Phylogeographic Diversity of the Lower Central American Cichlid Andinoacara coeruleopunctatus (Cichlidae)

1Biology Department, Wheaton College, 26 East Main Street, Norton, MA 02766, USA
2Department of Ecology and Evolutionary Biology, University of Colorado, Boulder, CO 80309-0334, USA
3Smithsonian Tropical Research Institute, P.O. Box 2072, Balboa, Panama

Received 15 February 2012; Accepted 29 June 2012

Academic Editor: R. Craig Albertson

Copyright © 2012 S. Shawn McCafferty et al. This is an open access article distributed under the Creative Commons Attribution License, which permits unrestricted use, distribution, and reproduction in any medium, provided the original work is properly cited.

Abstract

It is well appreciated that historical and ecological processes are important determinates of freshwater biogeographic assemblages. Phylogeography can potentially lend important insights into the relative contribution of historical processes in biogeography.
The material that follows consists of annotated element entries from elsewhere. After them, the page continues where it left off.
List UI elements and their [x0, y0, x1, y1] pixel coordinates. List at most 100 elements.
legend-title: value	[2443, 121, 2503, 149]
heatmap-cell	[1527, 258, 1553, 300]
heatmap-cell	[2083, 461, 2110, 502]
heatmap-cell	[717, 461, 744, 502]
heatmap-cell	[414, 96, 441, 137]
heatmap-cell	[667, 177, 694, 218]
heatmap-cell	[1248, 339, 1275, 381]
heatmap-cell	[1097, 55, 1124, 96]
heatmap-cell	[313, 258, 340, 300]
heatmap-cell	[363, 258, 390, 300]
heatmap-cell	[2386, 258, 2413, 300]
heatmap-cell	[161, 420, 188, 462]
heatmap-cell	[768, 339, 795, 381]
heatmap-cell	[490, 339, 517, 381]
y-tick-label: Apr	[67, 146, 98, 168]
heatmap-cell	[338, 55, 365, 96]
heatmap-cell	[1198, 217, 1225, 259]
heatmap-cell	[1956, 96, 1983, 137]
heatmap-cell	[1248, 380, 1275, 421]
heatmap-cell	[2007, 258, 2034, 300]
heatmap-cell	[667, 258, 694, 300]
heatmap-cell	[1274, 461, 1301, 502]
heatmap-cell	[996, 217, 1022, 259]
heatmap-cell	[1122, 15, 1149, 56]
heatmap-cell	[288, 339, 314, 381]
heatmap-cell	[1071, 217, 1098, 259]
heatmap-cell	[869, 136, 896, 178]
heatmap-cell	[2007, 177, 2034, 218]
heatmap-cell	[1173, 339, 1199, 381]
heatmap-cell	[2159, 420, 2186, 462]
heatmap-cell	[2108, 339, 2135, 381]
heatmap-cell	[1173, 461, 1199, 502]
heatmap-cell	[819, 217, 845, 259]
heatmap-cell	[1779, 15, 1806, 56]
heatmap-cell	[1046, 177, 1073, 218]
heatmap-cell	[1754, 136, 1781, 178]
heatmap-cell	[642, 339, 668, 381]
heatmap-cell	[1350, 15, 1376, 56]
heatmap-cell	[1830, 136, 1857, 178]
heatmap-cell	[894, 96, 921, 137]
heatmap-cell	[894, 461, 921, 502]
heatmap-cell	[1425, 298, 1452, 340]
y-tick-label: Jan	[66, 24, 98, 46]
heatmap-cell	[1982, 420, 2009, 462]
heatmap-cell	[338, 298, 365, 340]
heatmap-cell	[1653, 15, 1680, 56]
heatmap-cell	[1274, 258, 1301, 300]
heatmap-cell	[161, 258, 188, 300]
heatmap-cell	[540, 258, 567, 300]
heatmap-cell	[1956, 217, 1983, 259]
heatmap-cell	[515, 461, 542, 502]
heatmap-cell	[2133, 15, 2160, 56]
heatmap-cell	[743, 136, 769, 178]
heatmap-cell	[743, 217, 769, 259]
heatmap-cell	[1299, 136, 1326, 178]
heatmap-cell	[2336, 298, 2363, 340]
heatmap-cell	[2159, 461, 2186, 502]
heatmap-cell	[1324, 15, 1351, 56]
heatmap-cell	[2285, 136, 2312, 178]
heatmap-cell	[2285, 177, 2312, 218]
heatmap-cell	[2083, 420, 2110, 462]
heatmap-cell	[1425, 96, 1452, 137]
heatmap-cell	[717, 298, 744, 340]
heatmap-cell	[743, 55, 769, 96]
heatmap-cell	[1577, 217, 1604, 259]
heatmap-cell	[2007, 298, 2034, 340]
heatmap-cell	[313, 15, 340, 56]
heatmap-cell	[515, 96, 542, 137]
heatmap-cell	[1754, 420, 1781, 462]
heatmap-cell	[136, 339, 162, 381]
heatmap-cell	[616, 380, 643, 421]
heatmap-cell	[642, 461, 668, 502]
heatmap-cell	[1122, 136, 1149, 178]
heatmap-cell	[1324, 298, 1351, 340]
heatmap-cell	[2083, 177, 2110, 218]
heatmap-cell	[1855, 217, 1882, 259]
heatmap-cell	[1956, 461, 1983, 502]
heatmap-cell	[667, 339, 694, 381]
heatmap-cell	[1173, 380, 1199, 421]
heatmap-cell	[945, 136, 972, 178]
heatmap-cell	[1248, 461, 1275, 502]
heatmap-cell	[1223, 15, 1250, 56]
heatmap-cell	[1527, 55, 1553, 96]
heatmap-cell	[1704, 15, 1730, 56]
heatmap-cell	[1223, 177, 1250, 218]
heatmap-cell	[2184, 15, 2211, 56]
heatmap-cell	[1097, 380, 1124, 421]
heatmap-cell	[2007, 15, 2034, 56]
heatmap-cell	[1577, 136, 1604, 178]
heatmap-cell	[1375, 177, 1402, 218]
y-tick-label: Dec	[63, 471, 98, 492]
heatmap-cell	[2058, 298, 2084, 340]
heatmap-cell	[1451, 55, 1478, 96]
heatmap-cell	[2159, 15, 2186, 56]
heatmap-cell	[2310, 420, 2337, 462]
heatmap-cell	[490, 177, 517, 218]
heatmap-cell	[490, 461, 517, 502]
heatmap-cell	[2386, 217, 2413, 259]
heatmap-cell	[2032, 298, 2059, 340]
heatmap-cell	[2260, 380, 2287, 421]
However, the extent that phylogeography reflects historical patterns of drainage connection may depend in large part on the dispersal capability of the species. Here, we test the hypothesis that due to their relatively greater dispersal capabilities, the neotropical cichlid species Andinoacara coeruleopunctatus will display a phylogeographic pattern that differs from previously described biogeographic assemblages in this important region. Based on an analysis of 318 individuals using mtDNA ATPase 6/8 sequence and restriction fragment length polymorphism data, we found eight distinct clades that are closely associated with biogeographic patterns. The branching patterns among the clades and a Bayesian clock analysis suggest a relatively rapid colonization and diversification among drainages in the emergent Isthmus of Panama followed by the coalescing of some drainages due to historical connections. We also present evidence for extensive cross-cordillera sharing of clades in central Panama and the Canal region. Our results suggest that contemporary phylogeographic patterns and diversification in Lower Central American fishes reflect an interaction of historical drainage connections, dispersal, and demographic processes.